Let $T: M_{n,n}(\Bbb R) \to \Bbb R$ be a linear transformation such that $T(XY)=T(YX)$ for any two $n\times n$ matrices $X,\,Y$. How do you prove that $T(K)=a\ \mathrm{trace}(K)$ for some scalar $a$ in $\Bbb R$ for every $K$ in $M_{n,n}(\Bbb R)$?

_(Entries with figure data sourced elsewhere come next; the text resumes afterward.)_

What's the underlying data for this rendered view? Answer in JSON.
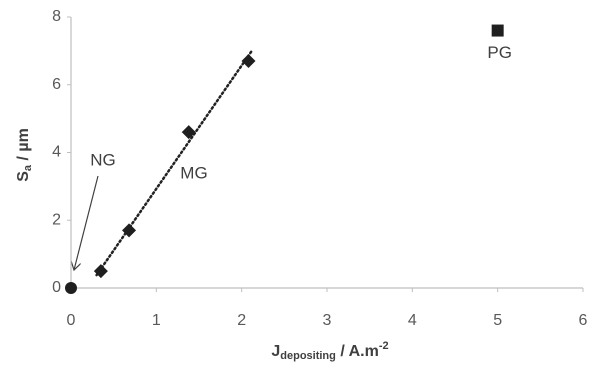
{
  "chart_data": {
    "type": "scatter",
    "x_label": {
      "main": "J",
      "sub": "depositing",
      "rest": " / A.m",
      "sup": "-2"
    },
    "y_label": {
      "main": "S",
      "sub": "a",
      "rest": " / µm"
    },
    "xlim": [
      0,
      6
    ],
    "xticks": [
      0,
      1,
      2,
      3,
      4,
      5,
      6
    ],
    "ylim": [
      0,
      8
    ],
    "yticks": [
      0,
      2,
      4,
      6,
      8
    ],
    "series": [
      {
        "name": "NG",
        "marker": "circle",
        "color": "#1f1f1f",
        "x": [
          0
        ],
        "values": [
          0
        ]
      },
      {
        "name": "MG",
        "marker": "diamond",
        "color": "#1f1f1f",
        "x": [
          0.35,
          0.68,
          1.38,
          2.08
        ],
        "values": [
          0.5,
          1.7,
          4.6,
          6.7
        ],
        "trendline": true
      },
      {
        "name": "PG",
        "marker": "square",
        "color": "#1f1f1f",
        "x": [
          5
        ],
        "values": [
          7.6
        ]
      }
    ]
  }
}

I know that $\mathrm{trace}(XY)=\mathrm{trace}(X) + \mathrm{trace}(Y)$. My guess is that $\mathrm{trace}(XY)$ must be proportional to $T(XY)$, but I don't know how to state this mathematically.
On
You need an extra condition on $T$ to ensure that $T$ is (a scalar multiple of) the trace : $$ T(\text{diag}(x,0,0,\ldots,0)) = x $$ This, together with @Michael Albanese's answer should do the trick.
On
Although probably not what you want, here is a proof from a higher perspective. $T(XY)=T(YX)$ implies that $T(XY-YX)=0$. Since the set of all matrix commutators over $\mathbb{R}$ is exactly equal to the set of all traceless matrices, the given property implies that $$ T(A)=T \ \underbrace{\left(A-\frac{\mathrm{trace}(A)}{n}I\right)}_{\text{traceless}} +\frac{\mathrm{trace}(A)}{n}T(I)=\frac{\mathrm{trace}(A)}{n}T(I) $$ and the result follows with $a=\frac{T(I)}{n}$.
Hint: Consider when $X$ and $Y$ are matrices of the form $E_{i,j}$ which is the matrix with a one in the $(i, j)$-entry, but zeroes elsewhere. Find out what $E_{i,j}E_{k, l}$ is (there are some possibilities depending on whether the indices are distinct and so on). From this you should be able to derive $T(E_{i,j})$ for every $i, j$ which will allow you to conclude that $T(K) = a\operatorname{trace}(K)$ for some $a \in \mathbb{R}$.